Apologists have attempted to explain this away by saying that there were two different Jabins. However, Judges has at least one other instance where it simply repeats a story from Joshua (compare Judges 1:11-15 with Joshua 15:15-19)
Therefore, editorial problems probably better explain the occurrence of Jabin in Judges 4. Otherwise, one would have to suppose that after a complete destruction of both city and people, Hazor rose again within a few years, and installed another king Jabin. The archaeological evidence is certainly lacking for that.
iii) But as one scholar notes:
The appearance in Joshua-Judges of two kings with the name Jabin is no more a "doublet" than two Niqmads (II and III) and two Ammishtamrus (I and II) in Ugarit, or two Suppiluliumas (I and II), two Mursils (II and III), and two Tudkhalias III and IV) of the Hittites, or two pharaohs (Amenophis (III and IV), Sethos (I and II), and Ramesses (I and II) in Egypt–all these in the fourteenth and thirteenth centuries. K. Kitchen, On the Reliability of the Old Testament (Eerdmans 2003), 184-85.
As another scholar notes:
Jabin was probably a royal title (like "Pharaoh" for the kings of Egypt). Joshua had defeated another "Jabin" at Hazor almost one hundred years earlier (Josh 11:1-11). Verses 23-24 probably refer to the final destruction of a resurgent Hazor in the thirteenth century, as attested (on at least one reading of the data) by the archeological remains there. B. Webb, ibid., 180.

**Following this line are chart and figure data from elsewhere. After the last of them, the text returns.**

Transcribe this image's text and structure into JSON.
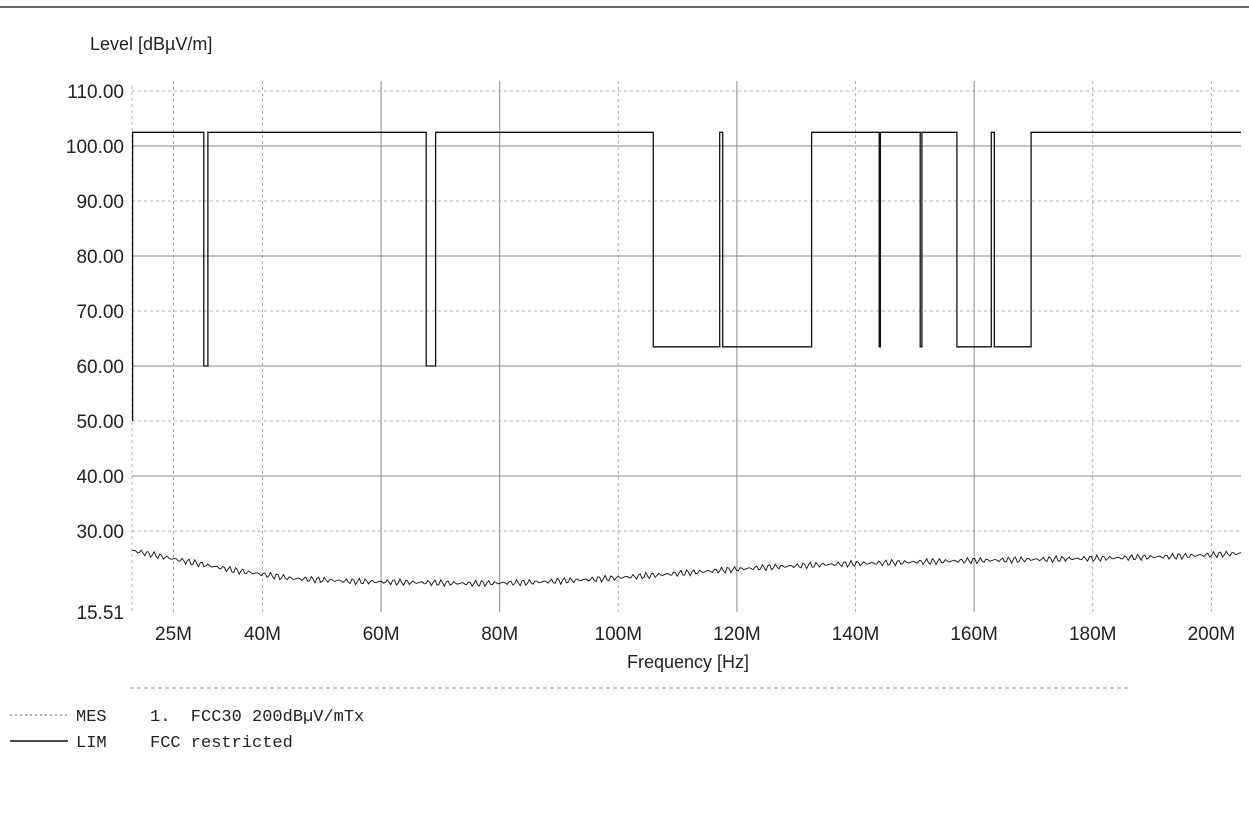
{
  "chart_data": {
    "type": "line",
    "ylabel": "Level [dBµV/m]",
    "xlabel": "Frequency [Hz]",
    "xlim": [
      18,
      205
    ],
    "ylim": [
      15.51,
      110
    ],
    "y_ticks": [
      15.51,
      30,
      40,
      50,
      60,
      70,
      80,
      90,
      100,
      110
    ],
    "y_tick_labels": [
      "15.51",
      "30.00",
      "40.00",
      "50.00",
      "60.00",
      "70.00",
      "80.00",
      "90.00",
      "100.00",
      "110.00"
    ],
    "x_ticks": [
      25,
      40,
      60,
      80,
      100,
      120,
      140,
      160,
      180,
      200
    ],
    "x_tick_labels": [
      "25M",
      "40M",
      "60M",
      "80M",
      "100M",
      "120M",
      "140M",
      "160M",
      "180M",
      "200M"
    ],
    "x_unit": "MHz",
    "grid": true,
    "series": [
      {
        "name": "FCC restricted",
        "style": "solid",
        "color": "#111111",
        "x": [
          18.1,
          18.1,
          18.3,
          18.3,
          30.1,
          30.1,
          30.8,
          30.8,
          67.6,
          67.6,
          69.2,
          69.2,
          69.7,
          69.7,
          105.9,
          105.9,
          117.1,
          117.1,
          117.6,
          117.6,
          132.6,
          132.6,
          144.0,
          144.0,
          144.2,
          144.2,
          150.9,
          150.9,
          151.2,
          151.2,
          157.1,
          157.1,
          162.9,
          162.9,
          163.4,
          163.4,
          169.6,
          169.6,
          205.0
        ],
        "y": [
          50,
          102.5,
          102.5,
          102.5,
          102.5,
          60,
          60,
          102.5,
          102.5,
          60,
          60,
          102.5,
          102.5,
          102.5,
          102.5,
          63.5,
          63.5,
          102.5,
          102.5,
          63.5,
          63.5,
          102.5,
          102.5,
          63.5,
          63.5,
          102.5,
          102.5,
          63.5,
          63.5,
          102.5,
          102.5,
          63.5,
          63.5,
          102.5,
          102.5,
          63.5,
          63.5,
          102.5,
          102.5
        ]
      },
      {
        "name": "1. FCC30 200dBµV/mTx",
        "style": "trace",
        "color": "#111111",
        "x": [
          18,
          25,
          35,
          45,
          55,
          65,
          75,
          85,
          95,
          105,
          115,
          125,
          135,
          145,
          155,
          165,
          175,
          185,
          195,
          205
        ],
        "y": [
          26.5,
          25.0,
          23.0,
          21.5,
          21.0,
          20.8,
          20.6,
          20.8,
          21.3,
          22.0,
          22.8,
          23.5,
          24.0,
          24.3,
          24.6,
          24.8,
          25.0,
          25.2,
          25.5,
          26.0
        ]
      }
    ],
    "legend": [
      {
        "code": "MES",
        "text": "1.  FCC30 200dBµV/mTx",
        "style": "dotted"
      },
      {
        "code": "LIM",
        "text": "FCC restricted",
        "style": "solid"
      }
    ]
  }
}
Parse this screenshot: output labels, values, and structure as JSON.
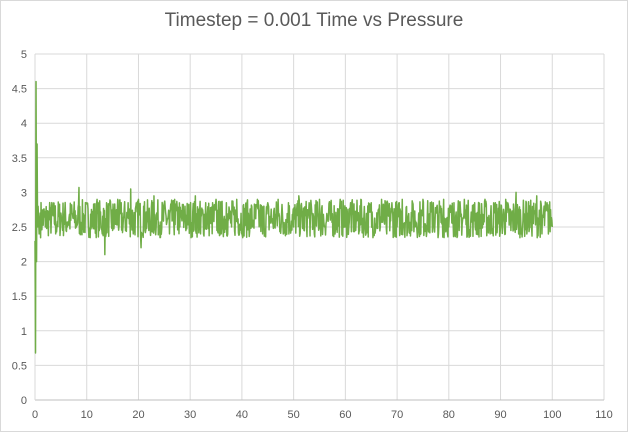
{
  "chart_data": {
    "type": "line",
    "title": "Timestep = 0.001 Time vs Pressure",
    "xlabel": "",
    "ylabel": "",
    "xlim": [
      0,
      110
    ],
    "ylim": [
      0,
      5
    ],
    "x_ticks": [
      0,
      10,
      20,
      30,
      40,
      50,
      60,
      70,
      80,
      90,
      100,
      110
    ],
    "y_ticks": [
      0,
      0.5,
      1,
      1.5,
      2,
      2.5,
      3,
      3.5,
      4,
      4.5,
      5
    ],
    "x_tick_labels": [
      "0",
      "10",
      "20",
      "30",
      "40",
      "50",
      "60",
      "70",
      "80",
      "90",
      "100",
      "110"
    ],
    "y_tick_labels": [
      "0",
      "0.5",
      "1",
      "1.5",
      "2",
      "2.5",
      "3",
      "3.5",
      "4",
      "4.5",
      "5"
    ],
    "grid": true,
    "legend": "none",
    "series": [
      {
        "color": "#70ad47",
        "x": [
          0,
          0.1,
          0.2,
          0.3,
          0.4,
          0.5,
          0.6,
          0.8,
          1,
          2,
          3,
          4,
          5,
          6,
          7,
          8,
          8.5,
          9,
          10,
          11,
          12,
          13,
          13.5,
          14,
          15,
          16,
          17,
          18,
          18.5,
          19,
          20,
          20.5,
          21,
          22,
          23,
          24,
          25,
          26,
          27,
          28,
          29,
          30,
          31,
          32,
          33,
          34,
          35,
          36,
          37,
          38,
          39,
          40,
          41,
          42,
          43,
          44,
          45,
          46,
          47,
          48,
          49,
          50,
          51,
          52,
          53,
          54,
          55,
          56,
          57,
          58,
          59,
          60,
          61,
          62,
          63,
          64,
          65,
          66,
          67,
          68,
          69,
          70,
          71,
          72,
          73,
          74,
          75,
          76,
          77,
          78,
          79,
          80,
          81,
          82,
          83,
          84,
          85,
          86,
          87,
          88,
          89,
          90,
          91,
          92,
          93,
          94,
          95,
          96,
          97,
          98,
          99,
          100
        ],
        "y": [
          2.3,
          0.68,
          4.6,
          2.0,
          3.7,
          2.5,
          2.8,
          2.4,
          2.7,
          2.5,
          2.75,
          2.4,
          2.7,
          2.45,
          2.8,
          2.5,
          3.07,
          2.4,
          2.85,
          2.5,
          2.9,
          2.4,
          2.1,
          2.8,
          2.45,
          2.9,
          2.5,
          2.85,
          3.05,
          2.4,
          2.9,
          2.2,
          2.8,
          2.45,
          2.95,
          2.5,
          2.85,
          2.4,
          2.9,
          2.5,
          2.8,
          2.45,
          2.95,
          2.4,
          2.85,
          2.55,
          2.9,
          2.4,
          2.85,
          2.5,
          2.9,
          2.4,
          2.85,
          2.5,
          2.9,
          2.4,
          2.85,
          2.55,
          2.9,
          2.4,
          2.85,
          2.5,
          2.95,
          2.45,
          2.85,
          2.4,
          2.9,
          2.5,
          2.85,
          2.4,
          2.9,
          2.5,
          2.85,
          2.45,
          2.9,
          2.4,
          2.85,
          2.5,
          2.9,
          2.4,
          2.85,
          2.5,
          2.9,
          2.45,
          2.85,
          2.4,
          2.9,
          2.5,
          2.85,
          2.4,
          2.9,
          2.5,
          2.85,
          2.45,
          2.9,
          2.4,
          2.85,
          2.5,
          2.9,
          2.4,
          2.85,
          2.5,
          2.9,
          2.45,
          3.0,
          2.4,
          2.85,
          2.5,
          2.95,
          2.4,
          2.85,
          2.5
        ]
      }
    ]
  }
}
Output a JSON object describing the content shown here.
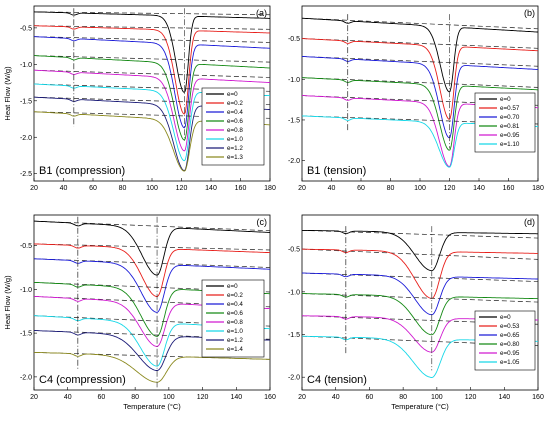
{
  "chart_data": [
    {
      "type": "line",
      "panel_label": "(a)",
      "title": "B1 (compression)",
      "xlabel": "",
      "ylabel": "Heat Flow (W/g)",
      "xlim": [
        20,
        180
      ],
      "ylim": [
        -2.6,
        -0.2
      ],
      "xticks": [
        20,
        40,
        60,
        80,
        100,
        120,
        140,
        160,
        180
      ],
      "xtick_labels": [
        "20",
        "40",
        "60",
        "80",
        "100",
        "120",
        "140",
        "160",
        "180"
      ],
      "yticks": [
        -2.5,
        -2.0,
        -1.5,
        -1.0,
        -0.5
      ],
      "ytick_labels": [
        "-2.5",
        "-2.0",
        "-1.5",
        "-1.0",
        "-0.5"
      ],
      "grid": false,
      "legend_position": "right",
      "marker_x": 47,
      "peak_x": 122,
      "series": [
        {
          "name": "e=0",
          "color": "#000000",
          "y_start": -0.28,
          "y_end": -0.37,
          "tangent_end": -0.32,
          "peak_depth": 1.05,
          "peak_width": 2.6
        },
        {
          "name": "e=0.2",
          "color": "#e8201c",
          "y_start": -0.47,
          "y_end": -0.57,
          "tangent_end": -0.52,
          "peak_depth": 1.15,
          "peak_width": 2.8
        },
        {
          "name": "e=0.4",
          "color": "#1c1cd8",
          "y_start": -0.62,
          "y_end": -0.78,
          "tangent_end": -0.7,
          "peak_depth": 1.15,
          "peak_width": 2.9
        },
        {
          "name": "e=0.6",
          "color": "#168a16",
          "y_start": -0.88,
          "y_end": -1.05,
          "tangent_end": -0.97,
          "peak_depth": 1.05,
          "peak_width": 3.0
        },
        {
          "name": "e=0.8",
          "color": "#d01ad0",
          "y_start": -1.08,
          "y_end": -1.25,
          "tangent_end": -1.18,
          "peak_depth": 1.0,
          "peak_width": 3.1
        },
        {
          "name": "e=1.0",
          "color": "#18d8e8",
          "y_start": -1.27,
          "y_end": -1.43,
          "tangent_end": -1.37,
          "peak_depth": 0.95,
          "peak_width": 3.2
        },
        {
          "name": "e=1.2",
          "color": "#1c1c78",
          "y_start": -1.45,
          "y_end": -1.62,
          "tangent_end": -1.55,
          "peak_depth": 0.9,
          "peak_width": 3.3
        },
        {
          "name": "e=1.3",
          "color": "#8c8a20",
          "y_start": -1.65,
          "y_end": -1.83,
          "tangent_end": -1.74,
          "peak_depth": 0.7,
          "peak_width": 3.4
        }
      ]
    },
    {
      "type": "line",
      "panel_label": "(b)",
      "title": "B1 (tension)",
      "xlabel": "",
      "ylabel": "",
      "xlim": [
        20,
        180
      ],
      "ylim": [
        -2.25,
        -0.1
      ],
      "xticks": [
        20,
        40,
        60,
        80,
        100,
        120,
        140,
        160,
        180
      ],
      "xtick_labels": [
        "20",
        "40",
        "60",
        "80",
        "100",
        "120",
        "140",
        "160",
        "180"
      ],
      "yticks": [
        -2.0,
        -1.5,
        -1.0,
        -0.5
      ],
      "ytick_labels": [
        "-2.0",
        "-1.5",
        "-1.0",
        "-0.5"
      ],
      "grid": false,
      "legend_position": "right",
      "marker_x": 51,
      "peak_x": 120,
      "series": [
        {
          "name": "e=0",
          "color": "#000000",
          "y_start": -0.25,
          "y_end": -0.42,
          "tangent_end": -0.38,
          "peak_depth": 0.8,
          "peak_width": 2.8
        },
        {
          "name": "e=0.57",
          "color": "#e8201c",
          "y_start": -0.5,
          "y_end": -0.65,
          "tangent_end": -0.62,
          "peak_depth": 0.9,
          "peak_width": 2.9
        },
        {
          "name": "e=0.70",
          "color": "#1c1cd8",
          "y_start": -0.72,
          "y_end": -0.88,
          "tangent_end": -0.84,
          "peak_depth": 0.9,
          "peak_width": 3.0
        },
        {
          "name": "e=0.81",
          "color": "#168a16",
          "y_start": -0.98,
          "y_end": -1.13,
          "tangent_end": -1.1,
          "peak_depth": 0.8,
          "peak_width": 3.0
        },
        {
          "name": "e=0.95",
          "color": "#d01ad0",
          "y_start": -1.2,
          "y_end": -1.35,
          "tangent_end": -1.32,
          "peak_depth": 0.78,
          "peak_width": 3.1
        },
        {
          "name": "e=1.10",
          "color": "#18d8e8",
          "y_start": -1.45,
          "y_end": -1.58,
          "tangent_end": -1.55,
          "peak_depth": 0.55,
          "peak_width": 3.2
        }
      ]
    },
    {
      "type": "line",
      "panel_label": "(c)",
      "title": "C4 (compression)",
      "xlabel": "Temperature (°C)",
      "ylabel": "Heat Flow (W/g)",
      "xlim": [
        20,
        160
      ],
      "ylim": [
        -2.15,
        -0.15
      ],
      "xticks": [
        20,
        40,
        60,
        80,
        100,
        120,
        140,
        160
      ],
      "xtick_labels": [
        "20",
        "40",
        "60",
        "80",
        "100",
        "120",
        "140",
        "160"
      ],
      "yticks": [
        -2.0,
        -1.5,
        -1.0,
        -0.5
      ],
      "ytick_labels": [
        "-2.0",
        "-1.5",
        "-1.0",
        "-0.5"
      ],
      "grid": false,
      "legend_position": "right",
      "marker_x": 46,
      "peak_x": 93,
      "series": [
        {
          "name": "e=0",
          "color": "#000000",
          "y_start": -0.22,
          "y_end": -0.35,
          "tangent_end": -0.33,
          "peak_depth": 0.55,
          "peak_width": 4.0
        },
        {
          "name": "e=0.2",
          "color": "#e8201c",
          "y_start": -0.48,
          "y_end": -0.58,
          "tangent_end": -0.55,
          "peak_depth": 0.55,
          "peak_width": 4.0
        },
        {
          "name": "e=0.4",
          "color": "#1c1cd8",
          "y_start": -0.65,
          "y_end": -0.77,
          "tangent_end": -0.75,
          "peak_depth": 0.55,
          "peak_width": 4.2
        },
        {
          "name": "e=0.6",
          "color": "#168a16",
          "y_start": -0.92,
          "y_end": -1.05,
          "tangent_end": -1.03,
          "peak_depth": 0.55,
          "peak_width": 4.2
        },
        {
          "name": "e=0.8",
          "color": "#d01ad0",
          "y_start": -1.08,
          "y_end": -1.22,
          "tangent_end": -1.2,
          "peak_depth": 0.5,
          "peak_width": 4.4
        },
        {
          "name": "e=1.0",
          "color": "#18d8e8",
          "y_start": -1.3,
          "y_end": -1.45,
          "tangent_end": -1.42,
          "peak_depth": 0.5,
          "peak_width": 4.4
        },
        {
          "name": "e=1.2",
          "color": "#1c1c78",
          "y_start": -1.47,
          "y_end": -1.58,
          "tangent_end": -1.57,
          "peak_depth": 0.4,
          "peak_width": 5.0
        },
        {
          "name": "e=1.4",
          "color": "#8c8a20",
          "y_start": -1.72,
          "y_end": -1.8,
          "tangent_end": -1.8,
          "peak_depth": 0.3,
          "peak_width": 5.5
        }
      ]
    },
    {
      "type": "line",
      "panel_label": "(d)",
      "title": "C4 (tension)",
      "xlabel": "Temperature (°C)",
      "ylabel": "",
      "xlim": [
        20,
        160
      ],
      "ylim": [
        -2.15,
        -0.1
      ],
      "xticks": [
        20,
        40,
        60,
        80,
        100,
        120,
        140,
        160
      ],
      "xtick_labels": [
        "20",
        "40",
        "60",
        "80",
        "100",
        "120",
        "140",
        "160"
      ],
      "yticks": [
        -2.0,
        -1.5,
        -1.0,
        -0.5
      ],
      "ytick_labels": [
        "-2.0",
        "-1.5",
        "-1.0",
        "-0.5"
      ],
      "grid": false,
      "legend_position": "right",
      "marker_x": 46,
      "peak_x": 97,
      "series": [
        {
          "name": "e=0",
          "color": "#000000",
          "y_start": -0.28,
          "y_end": -0.32,
          "tangent_end": -0.37,
          "peak_depth": 0.45,
          "peak_width": 4.5
        },
        {
          "name": "e=0.53",
          "color": "#e8201c",
          "y_start": -0.5,
          "y_end": -0.55,
          "tangent_end": -0.62,
          "peak_depth": 0.55,
          "peak_width": 4.5
        },
        {
          "name": "e=0.65",
          "color": "#1c1cd8",
          "y_start": -0.78,
          "y_end": -0.85,
          "tangent_end": -0.88,
          "peak_depth": 0.45,
          "peak_width": 4.5
        },
        {
          "name": "e=0.80",
          "color": "#168a16",
          "y_start": -1.02,
          "y_end": -1.08,
          "tangent_end": -1.12,
          "peak_depth": 0.45,
          "peak_width": 4.6
        },
        {
          "name": "e=0.95",
          "color": "#d01ad0",
          "y_start": -1.28,
          "y_end": -1.33,
          "tangent_end": -1.38,
          "peak_depth": 0.4,
          "peak_width": 4.8
        },
        {
          "name": "e=1.05",
          "color": "#18d8e8",
          "y_start": -1.52,
          "y_end": -1.58,
          "tangent_end": -1.63,
          "peak_depth": 0.45,
          "peak_width": 5.0
        }
      ]
    }
  ]
}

iv) Notice that this isn't "within a few years," but about a century later. A lot can happen in a century.
In addition, there's a reason why some sites were settled in the first place. They may have access to fresh water for drinking, fishing, or irrigation. They may be located along trade routes.
That means that even when a site is destroyed by invaders, it remains an appealing location, for all the reasons that made it a magnet for the original settlers. So it's not surprising that it will be repopulated at a later date. Prime real estate is always desirable.